I bought a nice little (art nouveau/deco?) clock a while back - doesn't currently work - I think the mechanism has seized, and wondered if it would be worth getting someone to repair it. I know nothing about the clock, but a quick bit of internet browsing lead me to believe it could be maybe a 'Junghans' or 'Kienzle' piece. Any pointers would be gratefully received!

(See link to pictures)


----------



## brummie1875 (May 2, 2016)

*A picture of the movement may help if you can open the back?*


----------



## Always"watching" (Sep 21, 2013)

Classic form of inexpensive Art Deco mantel or desk clock from about 1925-1940, and quite frankly, from your pics it could be from almost anywhere and by almost anyone.

I rather like the simple central winding system at the back and, as brummie says, a look at the movement may provide a clue as to the manufacturer of the clock as well as perhaps being quite interesting in itself. In the case of both clocks and watches, there is no guarantee whatsoever that the maker of the clock itself also produced the movement, and without any sort of designation on either caseback or dial, we are really working in the dark.

May I just say that if you do decide to open the clock and examine the movement, possibly with a view to getting the clock going again, please do be careful to avoid the hands of the clock as I notice that they are lumed with what will certainly (at that date) be radium-based paint.
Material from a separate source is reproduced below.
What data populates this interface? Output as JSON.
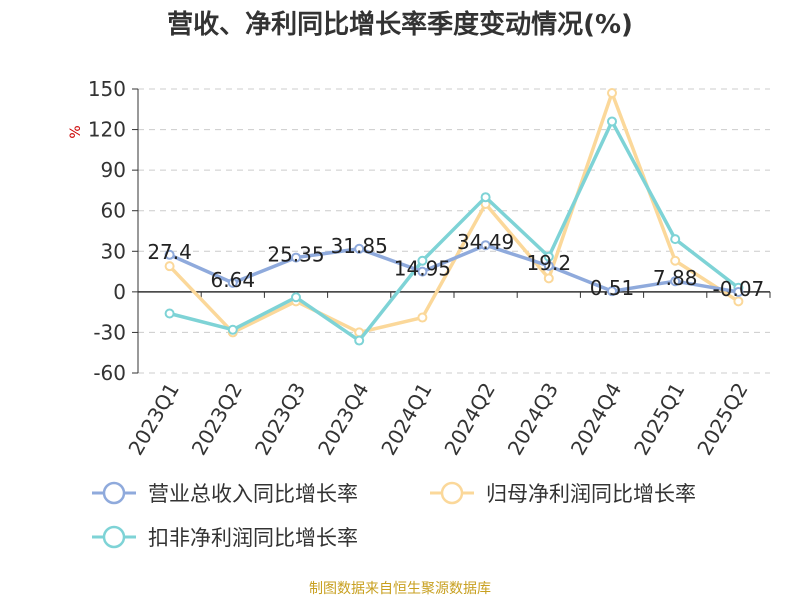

Hopefully, you will not have to actually open up the case and dial at all, and if the clock is merely "gummed up" it may be quite easy to get it going again without resorting to great expense.


----------



## brummie1875 (May 2, 2016)

*Very simlar back but different stand on this.*

https://www.etsy.com/uk/listing/474902880/very-rare-antique-clock-kienzle-crometa?ga_order=most_relevant&ga_search_type=all&ga_view_type=gallery&ga_search_query=kienzle clock&ref=sr_gallery_16

*Lots of simlar items on e-bay/ etsy but needs pics of movement tbh * :thumbsup:


----------



## vinn (Jun 14, 2015)

proceed carefully, removing the back to expose the mvt. is just part of the game. often clock winders are un- screwed, turning to the left. the 3 holes might be for a "pin wrench". good luck, vinn


----------